The Son (Le Fils) (2002)

I wish I could say I have a lot of interesting and insightful things to say about this film, treasures and perspectives that have not yet been mined by writers superior to me. I’m not sure that I do, but I simply love this film, and felt the need to jot a few lines about it here. (BTW, if you haven’t seen this yet, stop now, go see it, then read this and give me a call. This film is too good to have that first experience tainted by my ramblings.)

The brothers Dardenne have crafted what seems to me an extraordinarily tight film. There are no throw away lines. There are no throw away moments. With this film like few others, I feel like every image and word spoken need to be there. It’s been remarked by more than a few folks that the camera follows behind Olivier too much. What is so damn interesting about the back of his head that we need to keep seeing it?

In my mind, it serves at least two functions. First, it creates suspense. As we follow behind, weaving around corners and through hallways, we are forced to wonder what he’s coming up on next. Often, he obscures our vision of what he sees. At other times, our vision is obscured by a door, a window frame, a wall. This obscuring both creates tension, for we feel he is doing something important and it forces us to begin to imagine just what it is he might be doing. Thus we become more engaged, and the tension of the moment rises a bit.

Second, by placing the camera so often behind Olivier, we are forced to relate to him – we experience this film through his eyes. We are therefore able to enter into his decision-making process, at times. And so for the bulk of the first half of the film, we are looking mostly at him. Later, when he is joined by his apprentice, we see the boy through Olivier’s eyes, both for better and for worse.

And of course, this experience of things through Olivier brings us into the center of this film, that which makes it such a universal work of art.

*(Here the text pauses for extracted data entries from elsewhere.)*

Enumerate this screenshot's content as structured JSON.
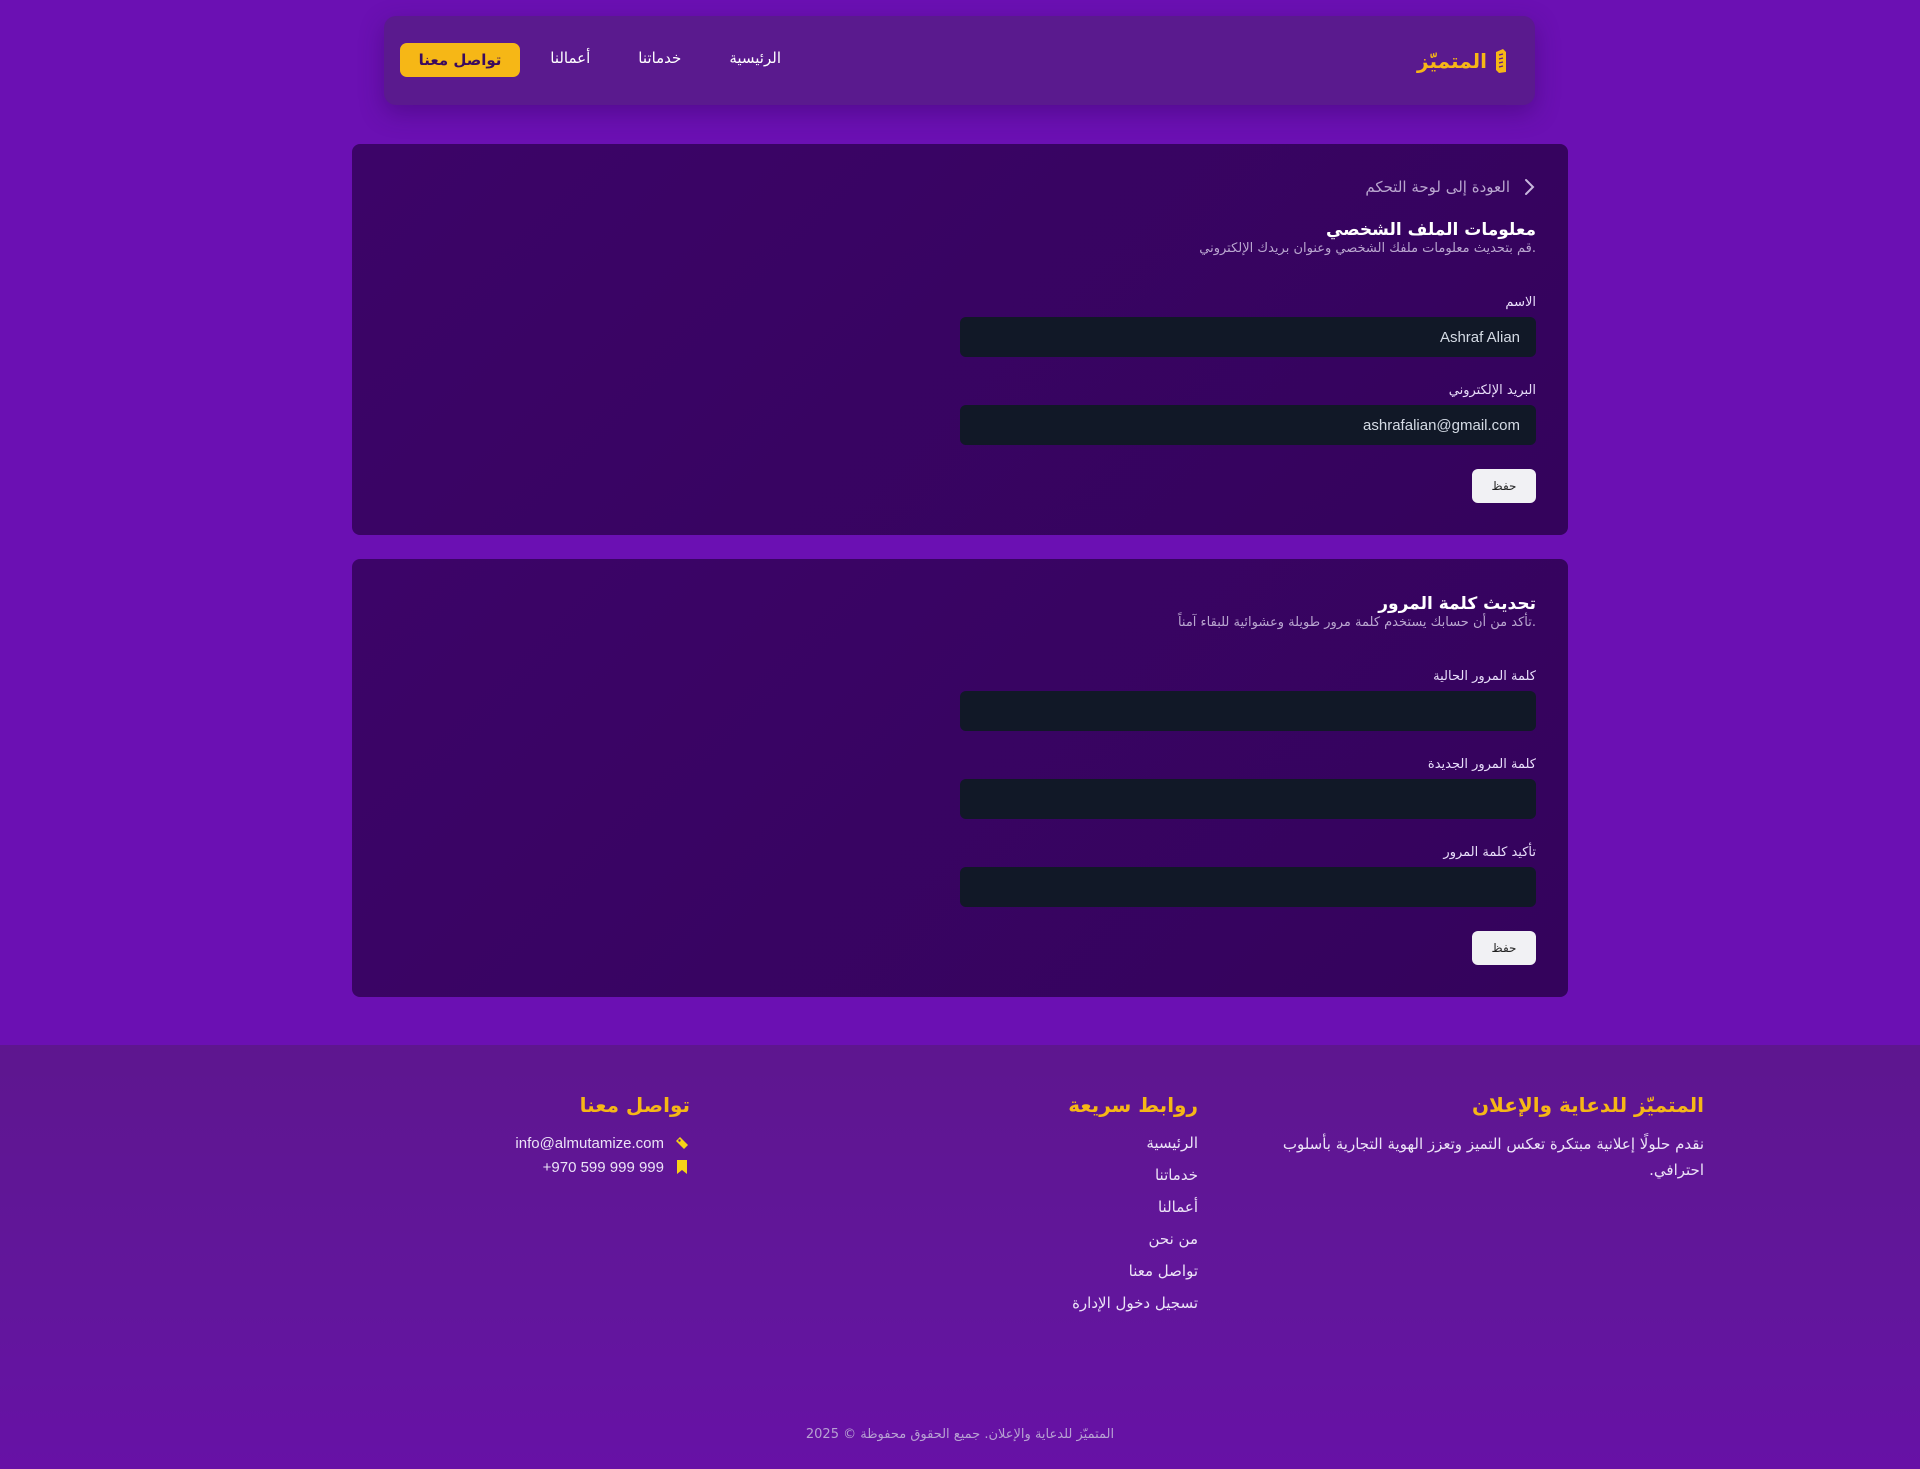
{
  "brand": {
    "name": "المتميّز",
    "accent_color": "#f6b716"
  },
  "nav": {
    "links": [
      "الرئيسية",
      "خدماتنا",
      "أعمالنا"
    ],
    "cta_label": "تواصل معنا"
  },
  "profile_card": {
    "back_link": "العودة إلى لوحة التحكم",
    "title": "معلومات الملف الشخصي",
    "description": "قم بتحديث معلومات ملفك الشخصي وعنوان بريدك الإلكتروني.",
    "name_label": "الاسم",
    "name_value": "Ashraf Alian",
    "email_label": "البريد الإلكتروني",
    "email_value": "ashrafalian@gmail.com",
    "save_label": "حفظ"
  },
  "password_card": {
    "title": "تحديث كلمة المرور",
    "description": "تأكد من أن حسابك يستخدم كلمة مرور طويلة وعشوائية للبقاء آمناً.",
    "current_label": "كلمة المرور الحالية",
    "new_label": "كلمة المرور الجديدة",
    "confirm_label": "تأكيد كلمة المرور",
    "current_value": "",
    "new_value": "",
    "confirm_value": "",
    "save_label": "حفظ"
  },
  "footer": {
    "about_title": "المتميّز للدعاية والإعلان",
    "about_text": "نقدم حلولًا إعلانية مبتكرة تعكس التميز وتعزز الهوية التجارية بأسلوب احترافي.",
    "links_title": "روابط سريعة",
    "links": [
      "الرئيسية",
      "خدماتنا",
      "أعمالنا",
      "من نحن",
      "تواصل معنا",
      "تسجيل دخول الإدارة"
    ],
    "contact_title": "تواصل معنا",
    "email": "info@almutamize.com",
    "email_icon": "tag-icon",
    "phone": "+970 599 999 999",
    "phone_icon": "bookmark-icon",
    "copyright": "المتميّز للدعاية والإعلان. جميع الحقوق محفوظة © 2025"
  }
}
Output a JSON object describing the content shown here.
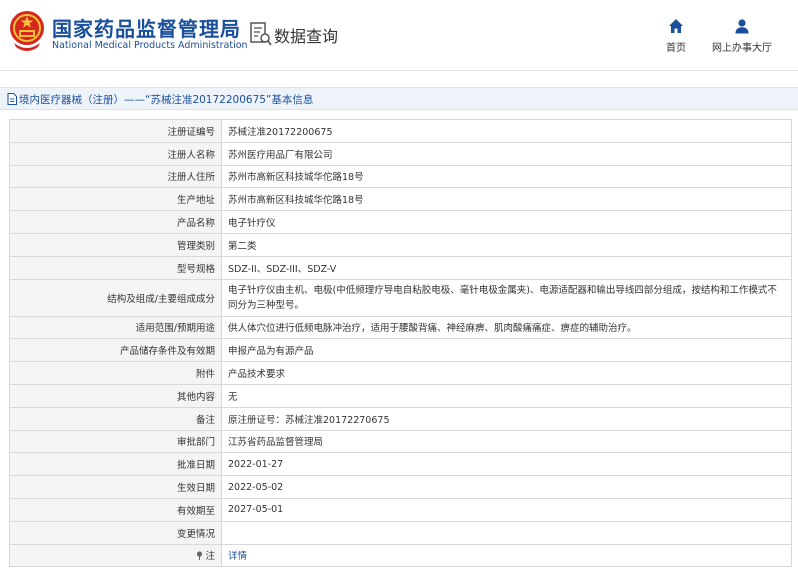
{
  "header": {
    "brand_cn": "国家药品监督管理局",
    "brand_en": "National Medical Products Administration",
    "query_title": "数据查询",
    "nav": [
      {
        "label": "首页",
        "icon": "home-icon"
      },
      {
        "label": "网上办事大厅",
        "icon": "user-icon"
      }
    ]
  },
  "titlebar": {
    "text": "境内医疗器械（注册）——“苏械注准20172200675”基本信息",
    "icon": "document-icon"
  },
  "rows": [
    {
      "label": "注册证编号",
      "value": "苏械注准20172200675"
    },
    {
      "label": "注册人名称",
      "value": "苏州医疗用品厂有限公司"
    },
    {
      "label": "注册人住所",
      "value": "苏州市高新区科技城华佗路18号"
    },
    {
      "label": "生产地址",
      "value": "苏州市高新区科技城华佗路18号"
    },
    {
      "label": "产品名称",
      "value": "电子针疗仪"
    },
    {
      "label": "管理类别",
      "value": "第二类"
    },
    {
      "label": "型号规格",
      "value": "SDZ-II、SDZ-III、SDZ-V"
    },
    {
      "label": "结构及组成/主要组成成分",
      "value": "电子针疗仪由主机、电极(中低频理疗导电自粘胶电极、毫针电极金属夹)、电源适配器和输出导线四部分组成，按结构和工作模式不同分为三种型号。"
    },
    {
      "label": "适用范围/预期用途",
      "value": "供人体穴位进行低频电脉冲治疗，适用于腰酸背痛、神经麻痹、肌肉酸痛痛症、痹症的辅助治疗。"
    },
    {
      "label": "产品储存条件及有效期",
      "value": "申报产品为有源产品"
    },
    {
      "label": "附件",
      "value": "产品技术要求"
    },
    {
      "label": "其他内容",
      "value": "无"
    },
    {
      "label": "备注",
      "value": "原注册证号：苏械注准20172270675"
    },
    {
      "label": "审批部门",
      "value": "江苏省药品监督管理局"
    },
    {
      "label": "批准日期",
      "value": "2022-01-27"
    },
    {
      "label": "生效日期",
      "value": "2022-05-02"
    },
    {
      "label": "有效期至",
      "value": "2027-05-01"
    },
    {
      "label": "变更情况",
      "value": ""
    },
    {
      "label": "注",
      "value": "详情",
      "icon": "pin-icon"
    }
  ],
  "colors": {
    "brand": "#1a4f9c",
    "label_bg": "#f4f4f4",
    "border": "#d8d8d8",
    "titlebar_bg": "#eef3fa"
  }
}
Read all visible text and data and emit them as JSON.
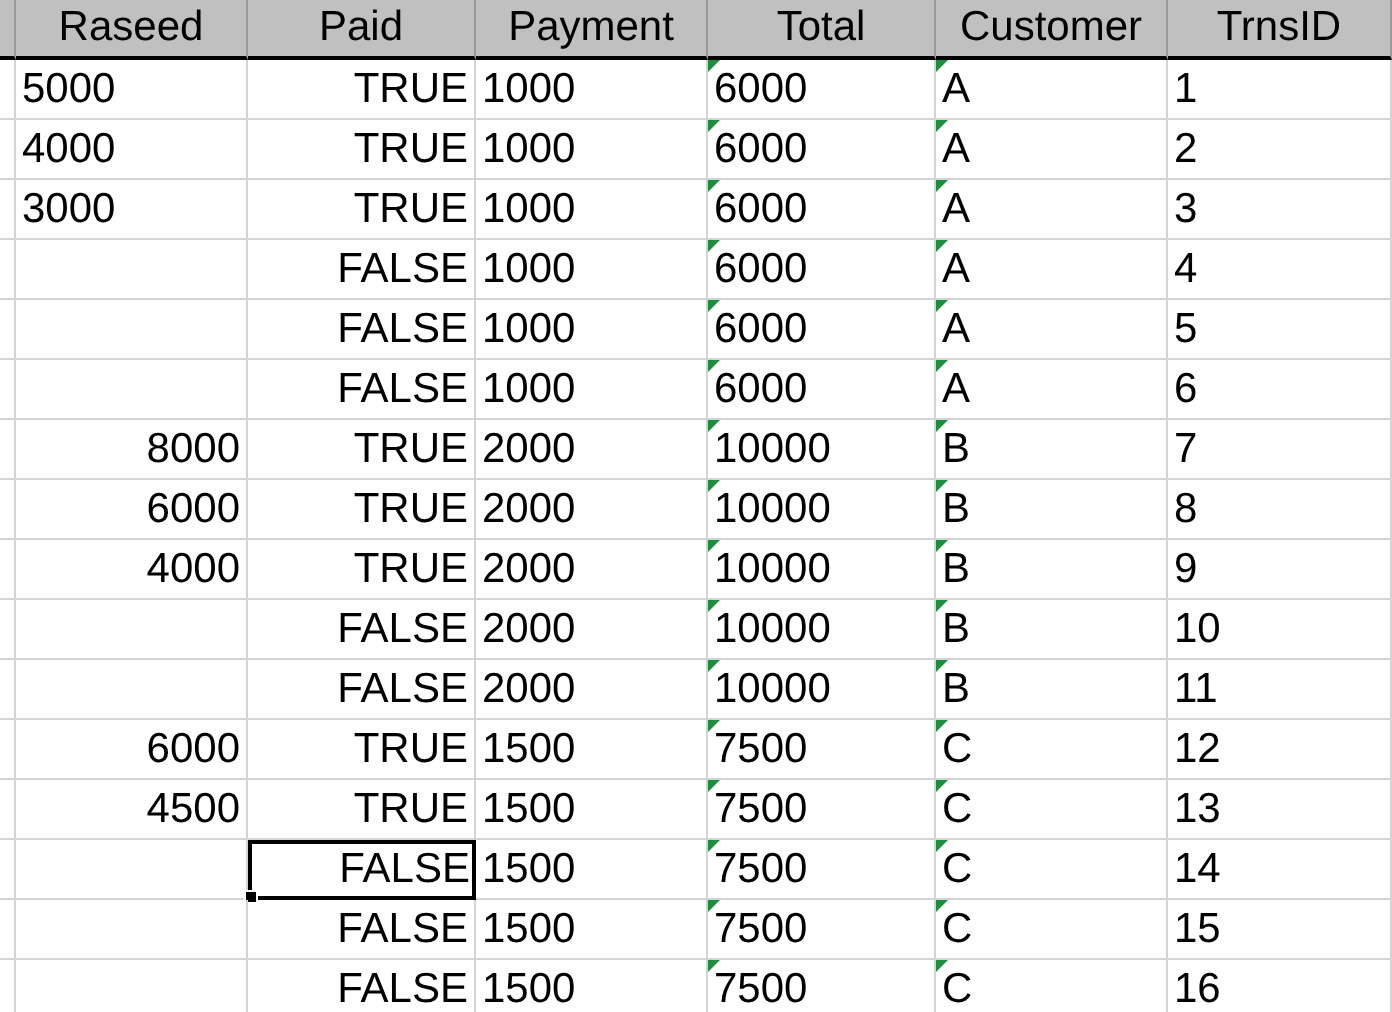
{
  "columns": [
    {
      "label": "Raseed",
      "kind": "text",
      "flagged": false
    },
    {
      "label": "Paid",
      "kind": "boolean",
      "flagged": false
    },
    {
      "label": "Payment",
      "kind": "text",
      "flagged": false
    },
    {
      "label": "Total",
      "kind": "text",
      "flagged": true
    },
    {
      "label": "Customer",
      "kind": "text",
      "flagged": true
    },
    {
      "label": "TrnsID",
      "kind": "text",
      "flagged": false
    }
  ],
  "rows": [
    {
      "cells": [
        {
          "text": "5000",
          "kind": "text"
        },
        "TRUE",
        "1000",
        "6000",
        "A",
        "1"
      ],
      "paid_selected": false
    },
    {
      "cells": [
        {
          "text": "4000",
          "kind": "text"
        },
        "TRUE",
        "1000",
        "6000",
        "A",
        "2"
      ],
      "paid_selected": false
    },
    {
      "cells": [
        {
          "text": "3000",
          "kind": "text"
        },
        "TRUE",
        "1000",
        "6000",
        "A",
        "3"
      ],
      "paid_selected": false
    },
    {
      "cells": [
        null,
        "FALSE",
        "1000",
        "6000",
        "A",
        "4"
      ],
      "paid_selected": false
    },
    {
      "cells": [
        null,
        "FALSE",
        "1000",
        "6000",
        "A",
        "5"
      ],
      "paid_selected": false
    },
    {
      "cells": [
        null,
        "FALSE",
        "1000",
        "6000",
        "A",
        "6"
      ],
      "paid_selected": false
    },
    {
      "cells": [
        {
          "text": "8000",
          "kind": "number"
        },
        "TRUE",
        "2000",
        "10000",
        "B",
        "7"
      ],
      "paid_selected": false
    },
    {
      "cells": [
        {
          "text": "6000",
          "kind": "number"
        },
        "TRUE",
        "2000",
        "10000",
        "B",
        "8"
      ],
      "paid_selected": false
    },
    {
      "cells": [
        {
          "text": "4000",
          "kind": "number"
        },
        "TRUE",
        "2000",
        "10000",
        "B",
        "9"
      ],
      "paid_selected": false
    },
    {
      "cells": [
        null,
        "FALSE",
        "2000",
        "10000",
        "B",
        "10"
      ],
      "paid_selected": false
    },
    {
      "cells": [
        null,
        "FALSE",
        "2000",
        "10000",
        "B",
        "11"
      ],
      "paid_selected": false
    },
    {
      "cells": [
        {
          "text": "6000",
          "kind": "number"
        },
        "TRUE",
        "1500",
        "7500",
        "C",
        "12"
      ],
      "paid_selected": false
    },
    {
      "cells": [
        {
          "text": "4500",
          "kind": "number"
        },
        "TRUE",
        "1500",
        "7500",
        "C",
        "13"
      ],
      "paid_selected": false
    },
    {
      "cells": [
        null,
        "FALSE",
        "1500",
        "7500",
        "C",
        "14"
      ],
      "paid_selected": true
    },
    {
      "cells": [
        null,
        "FALSE",
        "1500",
        "7500",
        "C",
        "15"
      ],
      "paid_selected": false
    },
    {
      "cells": [
        null,
        "FALSE",
        "1500",
        "7500",
        "C",
        "16"
      ],
      "paid_selected": false
    }
  ]
}
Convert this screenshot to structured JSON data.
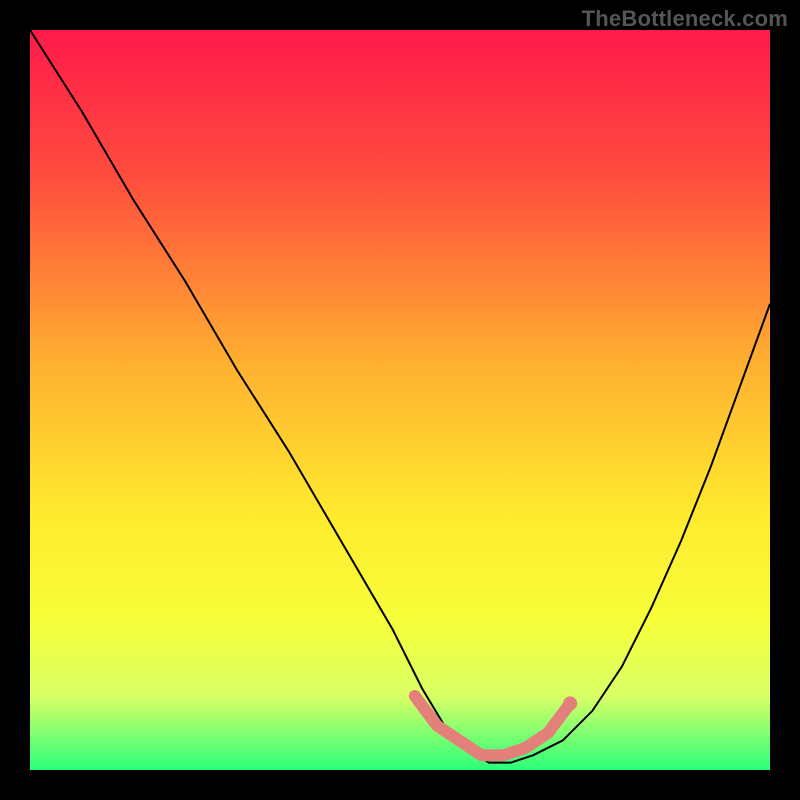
{
  "watermark": "TheBottleneck.com",
  "chart_data": {
    "type": "line",
    "title": "",
    "xlabel": "",
    "ylabel": "",
    "xlim": [
      0,
      100
    ],
    "ylim": [
      0,
      100
    ],
    "grid": false,
    "legend": false,
    "background_gradient": {
      "stops": [
        {
          "offset": 0.0,
          "color": "#ff1a4b"
        },
        {
          "offset": 0.2,
          "color": "#ff4d3d"
        },
        {
          "offset": 0.45,
          "color": "#ffb030"
        },
        {
          "offset": 0.65,
          "color": "#ffe92e"
        },
        {
          "offset": 0.8,
          "color": "#f7ff3a"
        },
        {
          "offset": 0.9,
          "color": "#d9ff66"
        },
        {
          "offset": 1.0,
          "color": "#2bff7a"
        }
      ]
    },
    "series": [
      {
        "name": "bottleneck-curve",
        "color": "#000000",
        "x": [
          0,
          7,
          14,
          21,
          28,
          35,
          42,
          49,
          53,
          56,
          59,
          62,
          65,
          68,
          72,
          76,
          80,
          84,
          88,
          92,
          96,
          100
        ],
        "y": [
          100,
          89,
          77,
          66,
          54,
          43,
          31,
          19,
          11,
          6,
          3,
          1,
          1,
          2,
          4,
          8,
          14,
          22,
          31,
          41,
          52,
          63
        ]
      }
    ],
    "highlight": {
      "name": "optimal-zone",
      "color": "#e4807a",
      "x": [
        52,
        55,
        58,
        61,
        64,
        67,
        70,
        73
      ],
      "y": [
        10,
        6,
        4,
        2,
        2,
        3,
        5,
        9
      ]
    }
  }
}
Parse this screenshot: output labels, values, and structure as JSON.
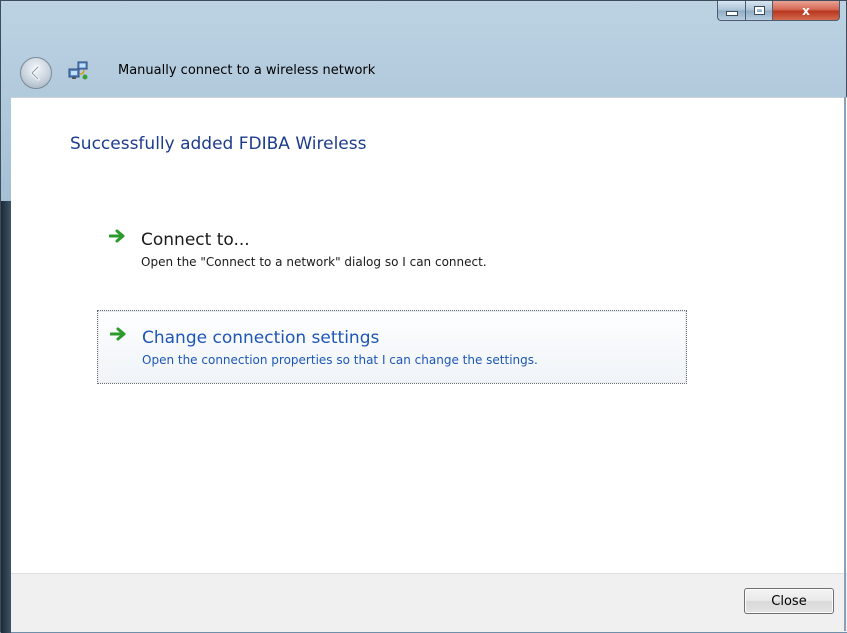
{
  "window": {
    "title": "Manually connect to a wireless network",
    "controls": {
      "minimize_icon": "minimize-icon",
      "maximize_icon": "maximize-icon",
      "close_glyph": "x"
    }
  },
  "icons": {
    "back": "back-arrow-icon",
    "network": "wireless-network-icon",
    "option_arrow": "green-arrow-icon"
  },
  "content": {
    "heading": "Successfully added FDIBA Wireless",
    "options": [
      {
        "title": "Connect to...",
        "description": "Open the \"Connect to a network\" dialog so I can connect."
      },
      {
        "title": "Change connection settings",
        "description": "Open the connection properties so that I can change the settings."
      }
    ]
  },
  "footer": {
    "close_label": "Close"
  },
  "colors": {
    "heading": "#1e3c8c",
    "link_hover": "#1e56b4",
    "arrow_green": "#2c9b2c",
    "close_button_red": "#c8452c"
  }
}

In those final scenes, as Olivier so clearly struggles in his relationship with this boy, we ride the roller coaster of his emotions. We see the growing frustration with the boy, as he slams the brakes, and later snaps at the idea of being a guardian to the boy. We see him moved to intense anger in the car as he questions the boy about his past. We see that anger continue to seethe as he slides the ruler to the boy as they cut the planks. And of course, we see all that come to a head in the conclusion, only to see the anger subside, and the boy resuming his place alongside his teacher.

Many will say that this is a film about forgiveness. One cannot argue with that assessment. That process works itself out in Olivier. And the only way it happens is for one to have some meaningful contact with the offending party. But the true greatness of this film is that it goes beyond forgiveness, to another level entirely. Forgiveness merely paves the way that Olivier might adopt him as a son. He will make him his own, and care for him as his own and give him all that is his – not as a replacement of his biological child, but because of the death of that child.